Manque de sensibilisation au sein des minorités

« S’ils font cela, ils feront de même pour la langue ourdoue, qui est largement répandue dans les écoles islamiques. C’est une épée à deux tranchants. Ces mesures ne soutiendront pas l’unité indienne », soutient-il, même s’il estime que le gouvernement voit peut-être les bourses d’études comme une main tendue aux minorités, inquiètes de la montée de l’extrémisme hindou et des violences contre les minorités chrétiennes et musulmanes. Patsy David, membre de l’ONG chrétienne Alliance Defending Freedom, une organisation internationale engagée pour la protection des droits des chrétiens, estime que le gouvernement devrait plutôt soutenir l’éducation des élèves provenant des familles pauvres dans leur ensemble, quelle que soit leur religion. Pour A. J. Philip, chronique politique, le problème principal vient du fait que les minorités religieuses ne sont pas toujours conscientes de la disponibilité des bourses d’études.
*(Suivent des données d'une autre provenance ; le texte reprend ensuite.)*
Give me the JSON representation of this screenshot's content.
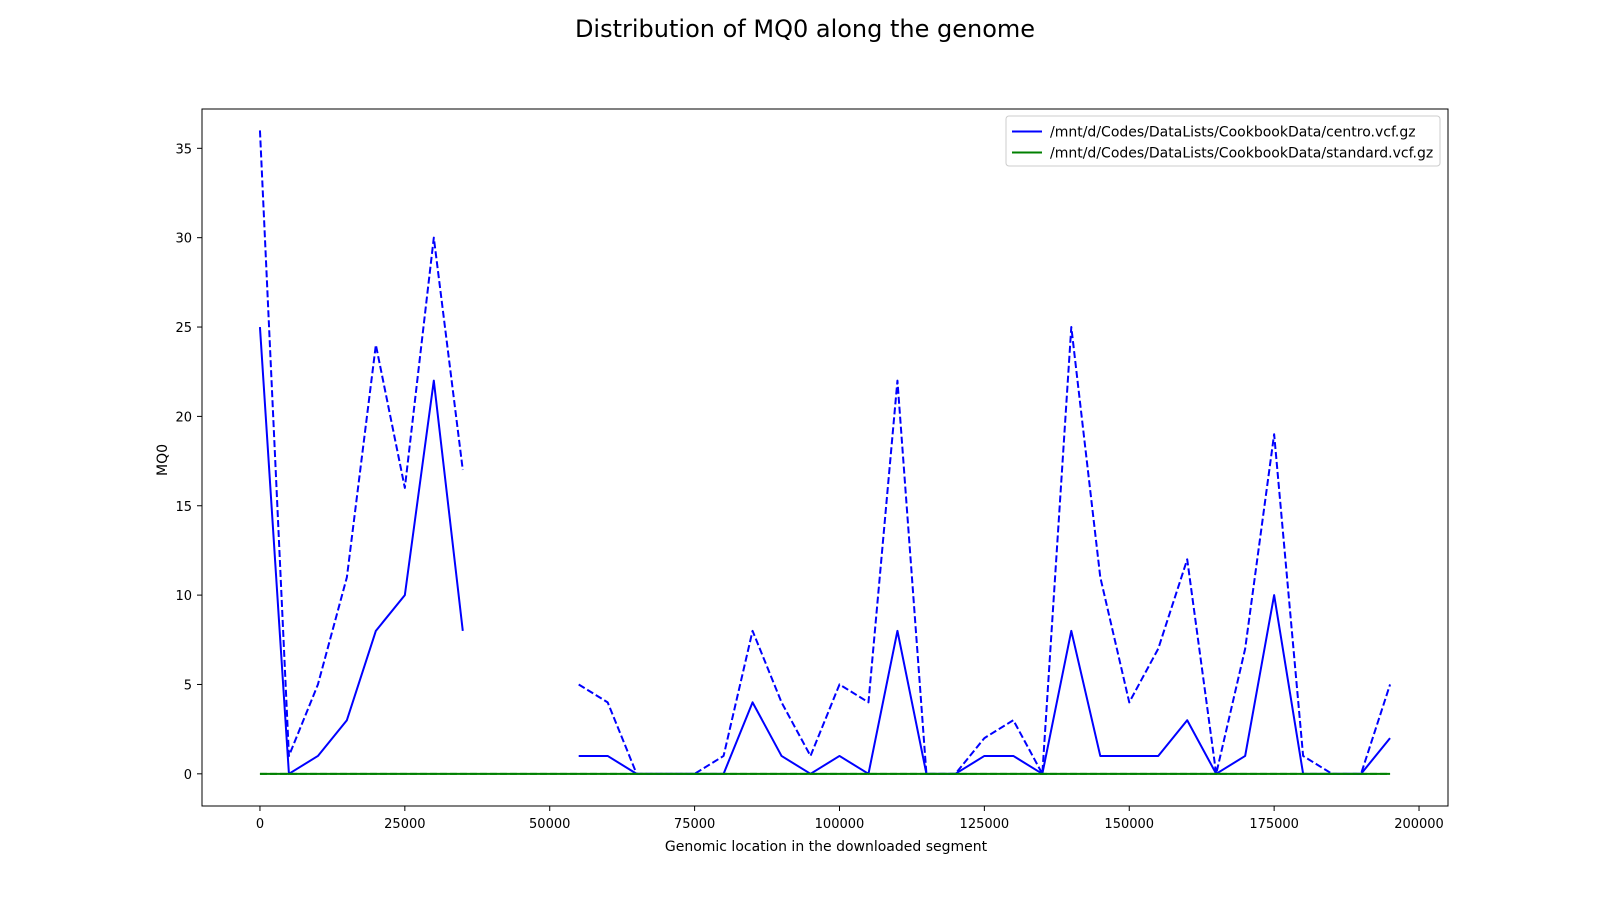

Il ajoute que dans le passé, beaucoup d’élèves ont également refusé des bourses qui leur avaient été offertes, en partie à cause de processus bureaucratiques compliqués et inadaptés. Selon lui, les représentants des minorités doivent accompagner les élèves afin de les sensibiliser sur les diverses subventions et aides sociales accessibles aux musulmans, sikhs, chrétiens, bouddhistes, parsis et jaïns. La population indienne compte environ 80 % d’hindous. Sur 1,3 milliard d’habitants, la communauté musulmane forme la minorité la plus importante avec 72 millions de personnes, soit 14,5 % de la population. Les chrétiens représentent 2,3 % de la population, soit 28 millions de fidèles.